Not everything has gone to plan for Alex Morgan, but it’s all exactly where she wanted to end up.
The longtime U.S. Women’s National Team star, 35, simultaneously announced her retirement from soccer while also telling the world she’s pregnant with her second child in a bombshell video last month, days before playing the final competitive game of her career with the NWSL’s San Diego Wave FC.
Morgan’s pregnancy was a “surprise” for her and husband Servando Carrasco, she tells PEOPLE a month later, and it forced her to move her plans for retirement a couple months early.
“We’re just really looking forward to expanding our family,” the two-time World Cup champion says. “We’ve wanted to do this for a while, but we obviously wanted to find the right time. It came a few months earlier than anticipated, as the pregnancy was a little unexpected, but looking back I’m really grateful for how everything worked out.”
Morgan says having a quicker run up to her retirement than planned made for “raw” emotions that proved to be “really moving” for her and her family, as she received hundreds of messages in the days after she announced her retirement in addition to the thousands of comments from fans and teammates online.
Alex Morgan.
Meg Oliphant/Getty
Originally, Morgan hoped to retire after one more run with the USWNT at the 2024 Summer Olympics. But disappointment hit when the longtime USWNT star — who helped lead the team to two World Cups, an Olympic gold medal and a bronze throughout the 2010s — wasn’t selected to join Emma Hayes’ squad in Paris.
“I wanted one last major tournament,” Morgan explains. “I just know how much those have meant to me in the past, both the Olympics and World Cup, so it would have been great to end my career on a high at a major tournament. After the World Cup [in 2023], not being able to have gone far enough to be really proud, I wanted to be able to push for one more. I think the team was moving in a different direction, was trending younger, was looking towards the future, was looking to empower the young players, and I fully understood that.”
She adds: “As much as I wanted to continue with the team and make the Olympic roster, I understood there was always a possibility of that, given my last year, and my age, and how long I had been with the team. There was a sentiment of passing the torch. As disappointed as I was, I carried on and understood that this is life.”
Shortly after receiving the news that she wasn’t on the Olympic squad, Morgan says, “something beautifully unexpected happened and I got pregnant, so my body had other plans.”
Morgan, who first began racking up global soccer accolades back in 2008 at the Under-20 Women’s World Cup, is now turning to a new chapter in life — one focused on family, her multiple business ventures and her eponymous Alex Morgan Foundation, which celebrates its first anniversary this month.
Alex Morgan.
Alex Morgan/Instagram
Morgan also recently teamed up with the dietary health company Nourish, appearing in several commercials for the brand.

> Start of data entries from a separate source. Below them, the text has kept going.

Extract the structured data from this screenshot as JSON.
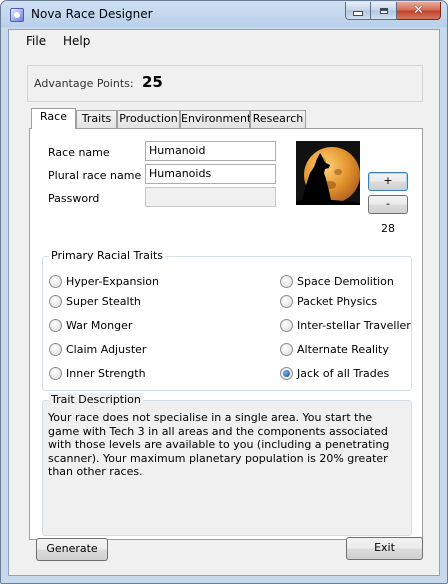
{
  "window": {
    "title": "Nova Race Designer",
    "close_glyph": "✕"
  },
  "menu": {
    "items": [
      "File",
      "Help"
    ]
  },
  "advantage": {
    "label": "Advantage Points:",
    "value": "25"
  },
  "tabs": [
    "Race",
    "Traits",
    "Production",
    "Environment",
    "Research"
  ],
  "race": {
    "name_label": "Race name",
    "name_value": "Humanoid",
    "plural_label": "Plural race name",
    "plural_value": "Humanoids",
    "password_label": "Password",
    "password_value": "",
    "portrait_icon": "wolf-moon-portrait",
    "plus_label": "+",
    "minus_label": "-",
    "portrait_number": "28"
  },
  "traits": {
    "group_title": "Primary Racial Traits",
    "options": [
      {
        "label": "Hyper-Expansion",
        "checked": false
      },
      {
        "label": "Super Stealth",
        "checked": false
      },
      {
        "label": "War Monger",
        "checked": false
      },
      {
        "label": "Claim Adjuster",
        "checked": false
      },
      {
        "label": "Inner Strength",
        "checked": false
      },
      {
        "label": "Space Demolition",
        "checked": false
      },
      {
        "label": "Packet Physics",
        "checked": false
      },
      {
        "label": "Inter-stellar Traveller",
        "checked": false
      },
      {
        "label": "Alternate Reality",
        "checked": false
      },
      {
        "label": "Jack of all Trades",
        "checked": true
      }
    ]
  },
  "description": {
    "title": "Trait Description",
    "text": "Your race does not specialise in a single area. You start the game with Tech 3 in all areas and the components associated with those levels are available to you (including a penetrating scanner). Your maximum planetary population is 20% greater than other races."
  },
  "footer": {
    "generate_label": "Generate",
    "exit_label": "Exit"
  },
  "colors": {
    "accent": "#3c7fb1",
    "title_bar": "#b9d0ea",
    "close_button": "#c0412a"
  }
}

“I know the impact that having a dietitian has had — not only on my playing career and the longevity of it — but also the different phases of my life in general, going through pregnancy and postpartum, changing my diet from a meat-heavy diet to more of a plant-based diet, and then transitioning to more of a vegetarian diet,” she says. “Understanding all that through someone who is an expert at being able to help me, rather than having me try to figure it out, has been great.”
Morgan says she feels “a little bit more prepared” for her second pregnancy, after giving birth to her and Carrasco’s first daughter Charlie in 2020.
Alex Morgan holding her daughter Charlie Carrasco.
“I’m in a different position now where I just want the best health for the baby and myself, and not looking to get back to being a professional athlete but still wanting to live a very healthy lifestyle,” she says. “I still to this day work with the dietician and it’s extremely helpful, because it gives me the answers I need without having to try to figure them out myself and go through trial and error.”
After several injuries in recent years, including an ankle injury that left her on the sidelines for several games during her final NWSL season, Morgan says her body is feeling “really good” overall — enough to play soccer with Charlie, who recently started kicking the ball around with her mom. And now that Morgan is retired, they will have plenty of time to play together.
“I’m at peace,” Morgan says. “I’m just really happy with where I am now.”